Social networks are intrusive nuisances

January 12, 2009

Count me out. I will not be part of your social network. I don't want to be your business buddy. I have no desire to be listed as your friend. In fact, I deny any relationship, including kinship, exists between us.

It is not because I don't like you. The chances, from what I have seen, are that I don't know you. If I do know you, it has skipped my mind, been erased from both my short-term and long-term memory-storage units. The synapses have snapped.

Even if I do know you, I don't want to know or be known by the people you know. I choose not to open myself to an endless series of electronically transmitted social diseases, including the presumptions of proximity.

Therefore, I have terminated my listing on LinkedIn. I will not be pestered by users of Plaxo. I don't want to be part of a Reunion with people I would prefer to forget as Classmates. I have no interest in your homemade videos posted on YouTube. My face will never appear on Facebook. I will not have space on MySpace nor will I be known to users of SpaceFace, MugShot or PotShop.

I did, at one point a few months ago, start a blog. But when uncertified lunatics began to correspond with me, I discontinued any new posting. While I am always happy to respond to lucid readers of this column, I turn frozen scorn on those whose rhetoric is more caloric than mine.

Never have I participated in a chat room. I have no interest in chat, a transitory activity best practiced while waiting with strangers for an elevator. Serious or lighthearted conversation is acceptable if it cannot be avoided.

The goal of communication is to put forth a set of ideas, not to engage in an exchange of verbal grapeshot. Most often, however, instead of an interaction of ideas, we experience contests of egos for dominance.

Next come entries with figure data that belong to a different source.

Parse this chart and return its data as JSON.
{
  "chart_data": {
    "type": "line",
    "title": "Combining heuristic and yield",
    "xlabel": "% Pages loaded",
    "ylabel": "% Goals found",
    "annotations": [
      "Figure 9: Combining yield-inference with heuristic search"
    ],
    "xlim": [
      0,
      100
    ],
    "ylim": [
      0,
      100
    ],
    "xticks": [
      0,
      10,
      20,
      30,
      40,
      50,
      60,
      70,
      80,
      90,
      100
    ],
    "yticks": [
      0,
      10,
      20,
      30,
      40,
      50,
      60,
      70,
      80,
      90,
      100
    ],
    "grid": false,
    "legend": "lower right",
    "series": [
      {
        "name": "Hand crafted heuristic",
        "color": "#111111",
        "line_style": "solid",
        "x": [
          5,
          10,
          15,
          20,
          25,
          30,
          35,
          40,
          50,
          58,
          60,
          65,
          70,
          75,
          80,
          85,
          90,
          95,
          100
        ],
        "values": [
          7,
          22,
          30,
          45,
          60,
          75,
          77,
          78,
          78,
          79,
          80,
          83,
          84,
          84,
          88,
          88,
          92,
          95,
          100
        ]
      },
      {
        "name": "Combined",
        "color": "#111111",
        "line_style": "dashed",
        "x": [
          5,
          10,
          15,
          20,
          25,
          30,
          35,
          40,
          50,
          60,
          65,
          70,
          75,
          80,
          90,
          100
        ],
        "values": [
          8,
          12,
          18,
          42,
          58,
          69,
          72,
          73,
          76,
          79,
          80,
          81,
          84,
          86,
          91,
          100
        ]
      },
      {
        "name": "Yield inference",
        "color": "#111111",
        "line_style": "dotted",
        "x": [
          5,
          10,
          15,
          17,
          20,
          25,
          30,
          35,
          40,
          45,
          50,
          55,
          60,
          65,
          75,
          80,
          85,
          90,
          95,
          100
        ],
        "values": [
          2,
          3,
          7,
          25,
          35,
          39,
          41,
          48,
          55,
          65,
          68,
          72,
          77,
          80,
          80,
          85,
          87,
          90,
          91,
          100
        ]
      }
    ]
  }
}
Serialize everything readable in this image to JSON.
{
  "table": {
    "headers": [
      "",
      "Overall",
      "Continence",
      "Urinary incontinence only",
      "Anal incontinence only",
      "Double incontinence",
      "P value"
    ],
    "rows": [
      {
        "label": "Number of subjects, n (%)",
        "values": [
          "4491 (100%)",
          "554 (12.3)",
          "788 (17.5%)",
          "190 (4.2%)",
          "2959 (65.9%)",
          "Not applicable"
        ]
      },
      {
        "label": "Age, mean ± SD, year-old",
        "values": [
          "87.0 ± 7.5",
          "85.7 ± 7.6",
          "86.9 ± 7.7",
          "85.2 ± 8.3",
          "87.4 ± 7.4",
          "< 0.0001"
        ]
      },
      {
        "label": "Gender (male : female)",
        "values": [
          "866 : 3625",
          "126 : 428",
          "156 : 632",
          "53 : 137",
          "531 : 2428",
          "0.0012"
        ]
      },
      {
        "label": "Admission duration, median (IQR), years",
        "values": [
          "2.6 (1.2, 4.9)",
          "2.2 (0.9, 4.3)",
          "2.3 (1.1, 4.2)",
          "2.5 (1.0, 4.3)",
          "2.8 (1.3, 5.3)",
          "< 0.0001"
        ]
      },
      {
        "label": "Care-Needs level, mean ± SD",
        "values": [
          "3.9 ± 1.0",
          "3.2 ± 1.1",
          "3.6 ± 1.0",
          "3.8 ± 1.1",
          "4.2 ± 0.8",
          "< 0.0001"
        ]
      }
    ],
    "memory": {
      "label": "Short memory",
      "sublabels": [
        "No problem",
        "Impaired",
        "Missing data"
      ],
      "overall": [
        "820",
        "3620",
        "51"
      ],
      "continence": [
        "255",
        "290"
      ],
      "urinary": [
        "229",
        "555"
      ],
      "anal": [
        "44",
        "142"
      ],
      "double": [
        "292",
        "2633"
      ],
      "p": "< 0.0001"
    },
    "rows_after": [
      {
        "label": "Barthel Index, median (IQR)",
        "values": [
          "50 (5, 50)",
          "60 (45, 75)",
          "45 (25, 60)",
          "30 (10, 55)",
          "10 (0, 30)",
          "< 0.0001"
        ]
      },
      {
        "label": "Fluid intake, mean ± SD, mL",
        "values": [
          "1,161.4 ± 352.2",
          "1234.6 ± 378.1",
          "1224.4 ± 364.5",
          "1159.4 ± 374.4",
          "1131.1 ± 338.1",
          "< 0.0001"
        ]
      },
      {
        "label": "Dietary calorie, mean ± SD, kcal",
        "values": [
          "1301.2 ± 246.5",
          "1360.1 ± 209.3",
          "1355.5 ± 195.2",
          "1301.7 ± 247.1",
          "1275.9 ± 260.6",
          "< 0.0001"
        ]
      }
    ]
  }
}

Reading, listening to the radio, watching television and hearing sermons are unilateral means of communication. We can absorb what others think or believe. We can contrast those views with our own or still other sets of ideas. But we do not need to engage in debate to score points.

Perhaps if we had more training in the interchange of ideas, we could communicate with, rather than compete with, others. However, most education provides only the inculcation of received dogma. Rarely are students asked to consider coexisting truths (Creationism aside). We teach our children only that individual choice is optimal but that collective choices are inferior. Then we sit about scratching ourselves, wondering why families are dysfunctional.

In the future, the Internet may become a strong instrument of meaningful communication. At this point, however, I see it as little more than a substitute for the Postal Service. While the dollar cost is moderate, the time cost is overwhelming.

So I am opting out of all networks. However, if I were compensated adequately, I might be willing to be your online friend or business acquaintance. I might, at the right (high) price, be willing to chat.